The two most common endocannabinoids are anandamide and 2-arachidonoylglycerol. Endocannabinoids act as a key that acts on the primary cannabinoid receptors CB1 and CB2 (which should be thought of as a lock). Causing their activation and subsequent action. CB1 receptors are mainly found in the central nervous system and are responsible for the effects produced by neurological processes and psychoactive ‘secondary’ effects.

CB2 receptors are found primarily in the immune system and regulate immunomodulatory effects (ensuring that cells can fight infectious agents). In addition, CB2 receptors have recently been detected in the central nervous system and microglia cells and are also present in specific neurons. There are also other receptors with which internal cannabinoids interact to regulate the body system.


Phytocannabinoids, the plant (phyto)cannabinoids, are a class of compounds characterized by 21 carbon atoms. Found in nature only in the plant Cannabis Sativa L. More than 113 phytocannabinoids have been discovered, including their acid and neutral forms and transformation products. So only non-psychoactive phytocannabinoids can be synthesized directly by the plant. Therefore, the main phytocannabinoids present in fresh plant material are Δ9-THCA, CBDA, CBGA, and CBCA.

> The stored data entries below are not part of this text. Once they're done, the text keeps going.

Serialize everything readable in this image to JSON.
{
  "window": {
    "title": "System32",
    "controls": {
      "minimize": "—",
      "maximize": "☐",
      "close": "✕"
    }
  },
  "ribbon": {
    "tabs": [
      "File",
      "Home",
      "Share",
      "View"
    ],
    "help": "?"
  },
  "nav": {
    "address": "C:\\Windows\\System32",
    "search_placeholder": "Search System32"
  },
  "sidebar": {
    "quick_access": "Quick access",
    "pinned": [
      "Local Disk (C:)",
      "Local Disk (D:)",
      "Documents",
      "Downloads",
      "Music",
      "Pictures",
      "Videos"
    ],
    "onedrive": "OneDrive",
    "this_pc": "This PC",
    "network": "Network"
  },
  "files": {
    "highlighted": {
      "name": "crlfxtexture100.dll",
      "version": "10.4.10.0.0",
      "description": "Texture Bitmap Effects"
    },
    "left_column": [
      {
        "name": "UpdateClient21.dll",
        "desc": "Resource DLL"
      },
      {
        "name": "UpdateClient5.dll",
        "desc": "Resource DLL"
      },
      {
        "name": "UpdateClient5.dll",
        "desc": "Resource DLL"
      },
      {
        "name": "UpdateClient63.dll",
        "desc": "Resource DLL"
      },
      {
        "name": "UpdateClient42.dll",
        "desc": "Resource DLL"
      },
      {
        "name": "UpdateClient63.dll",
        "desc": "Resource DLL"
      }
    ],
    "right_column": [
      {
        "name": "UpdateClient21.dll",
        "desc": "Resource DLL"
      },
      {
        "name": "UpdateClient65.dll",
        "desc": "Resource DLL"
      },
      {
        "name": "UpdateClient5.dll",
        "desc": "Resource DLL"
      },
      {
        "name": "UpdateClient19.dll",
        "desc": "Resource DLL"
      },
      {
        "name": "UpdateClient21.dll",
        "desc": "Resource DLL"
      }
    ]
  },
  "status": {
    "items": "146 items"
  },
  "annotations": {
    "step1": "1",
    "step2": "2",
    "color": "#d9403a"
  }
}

However, the carboxyl group is unstable and easily lost (CO2 evolution) when exposed to heat or light, leading to the conversion into active neutral forms. The acidic phytocannabinoids undergo partial decarboxylation during the biomass drying process. Subsequently, the acidic phytocannabinoids and some of their dynamic neutral conditions (Δ9-THC, CBD, CBG, and CBC) are mainly found in the dry plant material. Once in the animal or human body, they interact similarly to endocannabinoids.

Synthetic cannabinoids

Synthetic cannabinoids

The main difference between phytocannabinoids, endocannabinoids, and synthetic cannabinoids is that synthetic cannabinoids are entirely artificial and developed in the laboratory. An example of a synthetic cannabinoid is dronabinol, the active ingredient in MARINOL®. A medicine supplied in capsules and used in the USA since 1985 to prevent nausea, vomiting, loss of appetite, and weight loss. Another example of a synthetic cannabinoid is nabilone, the active ingredient in CESAMET®. So a drug approved to control nausea and vomiting caused by cancer chemotherapy. Both drugs are approved for these purposes in the USA, UK, Switzerland, Canada, and Spain.

JWH 018 and JWH 073

Some CB1 receptor-selective cannabinoids, such as JWH-018 and JWH-073, have been used as psychoactive ingredients in so-called smart drugs that mimic the effects of cannabis. So these drugs are called Spice. There is not much information on the results of synthetic cannabinoids on humans. Although some have already been shown to cause more anxiety and panic attacks than phytocannabinoids. Synthetic cannabinoids have been developed as research tools for cannabinoid research, but they have never been shown to be reliable for human use in clinical trials. In theory, they should never have left the laboratories where they were developed and synthesized.

JWH 018 and JWH 073

In the 2018 article “Synthetic cannabinoids dramatically increase aminotransferase levels. Natural cannabinoids do not” (Synthetic cannabinoids severely elevate aminotransferase levels. Natural cannabidiol does not” by Donish Cushing et al. states that synthetic compounds are dangerous. Dangerous because “the human body does not have the tools needed to catabolize synthetic cannabinoids”. Finnaly, this is because the new cannabinoid molecules synthesized are chemically very different from their naturally occurring counterparts. So this means the human body does not have the proper enzymes to break them down, which can be very dangerous.